Ben lanet olası bir deliyim, dolu bir reçeteye ihtiyacım var

Tatlım, beni hala istiyor musun?

...

Sokak lambalarının, ileride ne olduğunu bildiği ve ışığını korumak ister gibi sakladığı ormanlık yola girerken biraz daha betasının elini kavradı Meriç. Ne tür bir oyun olduğu hakkında en ufak fikri yoktu ama Polen'in, inatla zambak kokulu feromonlarını yayan ve kendine meydan okuyan alfayla yalnız kalmasını istemiyordu. Betasının sevdiği ve oynamak istediği oyunu onunla beraber oynayabilirdi.

Araba bir tümsekten dikkatsizce geçince sendeleyip öfkeyle aynaya döndü Meriç ve bunu bilerek yaptığını gösteren lacivert gözlerle bakışmayı sürdürdü. Meriç arka koltukta oturmasına rağmen sadece Polen'in elini daha rahat tutabilmek için emniyet kemerini bağlamamış ve koltuğun ucuna doğru yaklaşmıştı. Bu yüzden de sürekli, arabayı kasıtlı olarak sallayıp, bomboş yollarda da sürekli şerit değiştirmeye devam ediyordu Balamir.

Araba keskin viraja girince sinirle dişlerini sıkıp diğer eliyle de Polen'in oturduğu ön koltuğa tutunarak ''Tam olarak nereye gidiyoruz?'' diye sordu Meriç. Anında kendine dönen parlak mavi gözlere odaklanarak arabanın içini dolduran alaylı kahkahayı duymazdan gelmeye çalıştı.
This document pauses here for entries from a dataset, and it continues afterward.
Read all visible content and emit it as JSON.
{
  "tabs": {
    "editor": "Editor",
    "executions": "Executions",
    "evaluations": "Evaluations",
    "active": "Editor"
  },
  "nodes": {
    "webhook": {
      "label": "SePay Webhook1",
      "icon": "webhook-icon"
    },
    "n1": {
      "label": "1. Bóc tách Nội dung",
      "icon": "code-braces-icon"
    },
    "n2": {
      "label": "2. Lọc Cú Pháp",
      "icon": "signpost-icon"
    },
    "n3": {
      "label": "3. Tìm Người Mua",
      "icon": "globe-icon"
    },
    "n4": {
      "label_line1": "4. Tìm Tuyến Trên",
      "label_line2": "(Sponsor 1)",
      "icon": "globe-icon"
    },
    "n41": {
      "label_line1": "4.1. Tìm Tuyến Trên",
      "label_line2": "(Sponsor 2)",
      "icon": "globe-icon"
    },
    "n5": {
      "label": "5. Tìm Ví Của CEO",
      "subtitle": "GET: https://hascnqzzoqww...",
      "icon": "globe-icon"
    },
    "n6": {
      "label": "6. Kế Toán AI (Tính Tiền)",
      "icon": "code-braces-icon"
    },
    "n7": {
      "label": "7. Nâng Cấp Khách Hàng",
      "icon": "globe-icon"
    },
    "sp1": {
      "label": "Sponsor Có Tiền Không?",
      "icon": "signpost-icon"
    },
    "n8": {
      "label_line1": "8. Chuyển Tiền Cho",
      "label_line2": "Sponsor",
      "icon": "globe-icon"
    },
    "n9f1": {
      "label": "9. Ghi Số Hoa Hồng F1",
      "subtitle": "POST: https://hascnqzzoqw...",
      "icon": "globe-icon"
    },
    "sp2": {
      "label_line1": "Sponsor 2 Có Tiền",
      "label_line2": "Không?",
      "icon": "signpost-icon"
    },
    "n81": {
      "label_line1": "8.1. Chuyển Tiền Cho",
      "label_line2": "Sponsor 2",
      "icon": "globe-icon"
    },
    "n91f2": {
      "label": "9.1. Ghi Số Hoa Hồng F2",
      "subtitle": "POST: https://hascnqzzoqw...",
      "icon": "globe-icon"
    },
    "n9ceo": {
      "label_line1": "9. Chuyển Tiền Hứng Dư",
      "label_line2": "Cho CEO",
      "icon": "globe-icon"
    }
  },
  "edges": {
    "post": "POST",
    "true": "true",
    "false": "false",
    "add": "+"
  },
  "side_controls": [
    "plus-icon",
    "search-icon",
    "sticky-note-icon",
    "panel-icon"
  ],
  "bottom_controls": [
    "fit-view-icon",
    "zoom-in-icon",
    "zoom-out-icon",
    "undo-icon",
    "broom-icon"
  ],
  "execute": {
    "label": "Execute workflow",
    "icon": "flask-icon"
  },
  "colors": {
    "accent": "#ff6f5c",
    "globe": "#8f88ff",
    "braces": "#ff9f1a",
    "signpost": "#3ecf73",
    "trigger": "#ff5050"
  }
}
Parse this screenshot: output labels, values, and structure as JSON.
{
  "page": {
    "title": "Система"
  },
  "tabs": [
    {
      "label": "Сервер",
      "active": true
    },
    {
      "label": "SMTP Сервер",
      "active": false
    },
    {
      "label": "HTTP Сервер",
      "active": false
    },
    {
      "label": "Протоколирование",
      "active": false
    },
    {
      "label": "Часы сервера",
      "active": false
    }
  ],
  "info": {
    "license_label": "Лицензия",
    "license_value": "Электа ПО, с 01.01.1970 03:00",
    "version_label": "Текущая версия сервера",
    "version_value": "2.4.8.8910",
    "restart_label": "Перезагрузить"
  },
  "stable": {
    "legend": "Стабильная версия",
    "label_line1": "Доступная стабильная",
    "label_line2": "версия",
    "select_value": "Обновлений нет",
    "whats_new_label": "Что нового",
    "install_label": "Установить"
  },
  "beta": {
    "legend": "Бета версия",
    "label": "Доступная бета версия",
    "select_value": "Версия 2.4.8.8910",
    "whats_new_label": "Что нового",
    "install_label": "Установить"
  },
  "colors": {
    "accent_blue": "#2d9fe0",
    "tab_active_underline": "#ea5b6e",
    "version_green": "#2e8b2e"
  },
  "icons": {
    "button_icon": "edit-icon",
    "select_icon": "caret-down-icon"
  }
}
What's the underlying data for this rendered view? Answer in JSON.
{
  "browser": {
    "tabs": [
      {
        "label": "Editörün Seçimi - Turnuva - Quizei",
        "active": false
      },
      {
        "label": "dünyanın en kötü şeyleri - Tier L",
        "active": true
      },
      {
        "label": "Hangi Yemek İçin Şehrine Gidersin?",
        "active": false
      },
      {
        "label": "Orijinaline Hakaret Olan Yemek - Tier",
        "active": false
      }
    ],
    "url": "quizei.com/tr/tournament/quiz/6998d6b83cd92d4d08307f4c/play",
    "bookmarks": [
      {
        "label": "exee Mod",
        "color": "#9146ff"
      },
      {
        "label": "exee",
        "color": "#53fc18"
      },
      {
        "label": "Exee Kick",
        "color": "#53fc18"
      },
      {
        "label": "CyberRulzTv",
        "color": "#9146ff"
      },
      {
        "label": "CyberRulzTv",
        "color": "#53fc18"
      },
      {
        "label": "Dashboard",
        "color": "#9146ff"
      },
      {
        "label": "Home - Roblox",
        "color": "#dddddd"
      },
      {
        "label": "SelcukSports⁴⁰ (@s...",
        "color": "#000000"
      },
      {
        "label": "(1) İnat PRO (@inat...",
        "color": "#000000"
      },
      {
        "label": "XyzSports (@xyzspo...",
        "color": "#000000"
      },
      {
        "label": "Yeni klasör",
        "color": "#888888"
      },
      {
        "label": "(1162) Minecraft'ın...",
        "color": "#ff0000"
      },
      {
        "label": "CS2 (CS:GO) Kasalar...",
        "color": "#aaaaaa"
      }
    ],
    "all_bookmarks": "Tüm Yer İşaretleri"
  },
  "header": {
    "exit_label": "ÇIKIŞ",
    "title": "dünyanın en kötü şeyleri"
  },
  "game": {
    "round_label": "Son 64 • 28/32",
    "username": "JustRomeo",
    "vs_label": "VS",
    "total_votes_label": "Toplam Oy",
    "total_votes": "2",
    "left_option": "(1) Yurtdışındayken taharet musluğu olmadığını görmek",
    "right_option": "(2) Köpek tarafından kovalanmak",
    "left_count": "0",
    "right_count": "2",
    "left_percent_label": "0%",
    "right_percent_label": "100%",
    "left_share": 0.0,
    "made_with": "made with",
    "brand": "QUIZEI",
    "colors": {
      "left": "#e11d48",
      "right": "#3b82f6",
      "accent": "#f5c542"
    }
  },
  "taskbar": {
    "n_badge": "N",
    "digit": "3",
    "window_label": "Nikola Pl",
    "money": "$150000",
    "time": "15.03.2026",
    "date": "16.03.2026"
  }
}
Polen heyecanla nefes alıp cevap vermeye hazırlanacakken ise ''Meriç Bey, iyi yönünden düşünün'' diye araya girdi Balamir. ''Bu soruyu kıyafetleriniz parçalanıp da yaralarınızı kapatmaya çalışırken de sorabilirdiniz.''

''Balamir'in sürüsünün yanına gidiyoruz'' diye iyice sinirlenen alfasına cevap verdi Polen. Alfasıyla alay edilmesinden hoşlanmıyordu ama Meriç üzgün görünmediği için çok da endişelenmiyordu. Üstelik Meriç, bardan çıkarken tutmaya başladığı elini de hiç bırakmamıştı. Bunun hem tatlı heyecanını hem de ekşi şokunu aynı anda yaşıyordu ve bu konu hakkında da bir şey söylemesi gerekiyor mu karar veremiyordu.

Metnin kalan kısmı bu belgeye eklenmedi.